Schools Dear Parents (an extract)
Dear Parents & Caregivers,
Welcome to letter number three! And I haven’t even met your children yet! But school begins tomorrow and I will have their beautiful faces in front of me soon enough.
Wow! Thank you for your replies. The response was overwhelming. It seems that everyone agrees they’d like to have a real conversation about education, learning, teaching, kids and school. I so want to do this. When I think about this opportunity, I have the feeling that I’ve stumbled across the Holy Grail, the missing link, the key, the answer, the thing that might fix it all. For so long I’ve wanted parents to understand the work that teachers do — maybe these letters will enable that to happen.
Something really struck me in your emails as many of you wrote something along the lines of:
It sounds like you’re sick of teaching. If you don’t enjoy it anymore, why do you bother doing it?
I love the actual work of ‘teaching’. It’s the mountainous pile of ‘other stuff’ that I rage against.
Reading this made me cry. I do love my teaching and I am excited about this year. Despite the cynical comments in my draft letter, I want to assure all of you that I am genuinely looking forward to working with you and your child as we navigate this year of learning together. I love the actual work of ‘teaching’. It’s this magical experience that lights up something deep within me. It’s the mountainous pile of ‘other stuff’ that I rage against. Teaching is a privilege and an honour and a responsibility that I take very seriously. Teaching, for me, is a vocation and a calling. I don’t do it for the money, or the ‘holidays’. I teach because I am a Teacher — it is not ‘what I do’, it is ‘who I am’.
My feelings around ‘being a teacher’ are so similar to those around being a parent. Because parenting and teaching are similar: parenting is a responsibility we uphold and it’s a role we fulfil and it’s a relationship we have. Teaching is the same. Teaching is a responsibility, a role, a relationship. Both teaching and parenting are positions of service. They are acts of love.
You’ll remind me, ever so frankly, that I get PAID to do this job. That I’m not giving myself freely; that I receive money to do these tasks.
Just like the sacrifice of parenting, teaching is a daily ‘giving away’ of myself. I give my time and my energy, my knowledge and my care. I give stories and I give listening. I give my attention and my interest. I give of myself. I give myself away. And I do it because I love it — because I love seeing children grow and learn and develop. I invest in my students, letting them know that I see them, that I believe they can learn, that I value their efforts … That they are important to me. And I do this, this giving and investing, because I know that the best kind of teaching stems from an authentic relationship. Don’t tell them what you know until you show them that you care.
I can already anticipate your replies . . . You’ll remind me, ever so frankly, that I get PAID to do this job.
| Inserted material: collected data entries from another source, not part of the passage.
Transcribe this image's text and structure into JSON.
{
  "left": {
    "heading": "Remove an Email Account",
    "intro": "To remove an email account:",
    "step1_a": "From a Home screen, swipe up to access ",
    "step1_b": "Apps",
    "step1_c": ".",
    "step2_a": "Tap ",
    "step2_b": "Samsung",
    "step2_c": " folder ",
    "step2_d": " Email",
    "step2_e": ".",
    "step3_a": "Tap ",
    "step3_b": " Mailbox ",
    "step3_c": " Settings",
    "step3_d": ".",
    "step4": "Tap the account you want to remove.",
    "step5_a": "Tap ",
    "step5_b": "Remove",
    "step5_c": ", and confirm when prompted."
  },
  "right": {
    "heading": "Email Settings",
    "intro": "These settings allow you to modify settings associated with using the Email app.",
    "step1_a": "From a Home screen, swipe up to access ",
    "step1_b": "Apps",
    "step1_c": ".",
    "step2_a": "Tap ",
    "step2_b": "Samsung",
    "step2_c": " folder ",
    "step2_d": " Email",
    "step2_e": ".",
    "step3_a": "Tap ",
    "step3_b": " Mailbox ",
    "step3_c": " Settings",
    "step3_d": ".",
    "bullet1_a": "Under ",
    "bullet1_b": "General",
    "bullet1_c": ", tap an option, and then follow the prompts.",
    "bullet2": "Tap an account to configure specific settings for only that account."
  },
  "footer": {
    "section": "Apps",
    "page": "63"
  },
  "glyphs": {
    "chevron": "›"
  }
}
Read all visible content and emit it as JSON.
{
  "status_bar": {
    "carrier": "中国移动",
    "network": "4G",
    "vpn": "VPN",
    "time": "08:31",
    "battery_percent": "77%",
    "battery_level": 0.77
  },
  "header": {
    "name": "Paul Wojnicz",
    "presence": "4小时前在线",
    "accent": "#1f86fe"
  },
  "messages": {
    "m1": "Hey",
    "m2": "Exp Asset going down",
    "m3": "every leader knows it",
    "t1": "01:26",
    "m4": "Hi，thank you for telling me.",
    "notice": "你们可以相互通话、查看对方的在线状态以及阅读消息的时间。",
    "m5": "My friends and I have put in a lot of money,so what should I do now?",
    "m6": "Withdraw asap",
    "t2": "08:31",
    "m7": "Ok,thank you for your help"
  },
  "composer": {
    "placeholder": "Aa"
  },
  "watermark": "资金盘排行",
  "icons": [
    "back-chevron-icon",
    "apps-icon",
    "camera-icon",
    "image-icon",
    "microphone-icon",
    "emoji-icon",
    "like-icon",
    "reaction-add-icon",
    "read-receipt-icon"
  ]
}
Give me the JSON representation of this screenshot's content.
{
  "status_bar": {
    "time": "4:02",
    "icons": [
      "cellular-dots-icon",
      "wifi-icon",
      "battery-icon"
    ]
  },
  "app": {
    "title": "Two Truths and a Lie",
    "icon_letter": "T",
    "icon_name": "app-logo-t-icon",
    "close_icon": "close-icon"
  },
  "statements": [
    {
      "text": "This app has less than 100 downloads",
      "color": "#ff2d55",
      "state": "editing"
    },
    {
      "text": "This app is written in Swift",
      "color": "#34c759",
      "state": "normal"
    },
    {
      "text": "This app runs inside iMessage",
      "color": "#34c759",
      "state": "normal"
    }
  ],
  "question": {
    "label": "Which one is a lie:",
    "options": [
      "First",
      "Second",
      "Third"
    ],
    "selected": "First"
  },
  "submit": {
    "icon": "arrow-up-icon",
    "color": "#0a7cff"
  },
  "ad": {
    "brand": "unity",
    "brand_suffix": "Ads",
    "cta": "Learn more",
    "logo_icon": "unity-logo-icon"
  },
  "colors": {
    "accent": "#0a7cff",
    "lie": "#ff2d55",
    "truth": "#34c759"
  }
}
That I’m not giving myself freely; that I receive money to do these tasks. But that’s where the great misunderstanding is occurring. You don’t yet understand the other things I do — the small things. I’ll have to show you them.
I’m signing off now because it’s nearly midnight and tomorrow is the day I’ll begin this beautiful adventure of learning with your children. Tomorrow is the day that your child will become ‘my student’. In the interests of full disclosure, I should say that even though I’ve been teaching for many years, I still feel nervous about the first day; the first week, in fact. A new class is such an unknown quantity (and this class is large — thirty students!). Added to that, we have the new Principal, and if the ‘planning day’ I endured today is anything to go by, we’re going to reinvent the wheel this year. Is that too much? These letters terrify me, but something about them also makes me hopeful.
PS In the moment after my daughter was born, my beautiful little Olivia, the midwife consulted her watch. ‘Time of birth,’ she said, ‘3 p.m.’
End of school, I thought.
And that is what it is to be a teacher.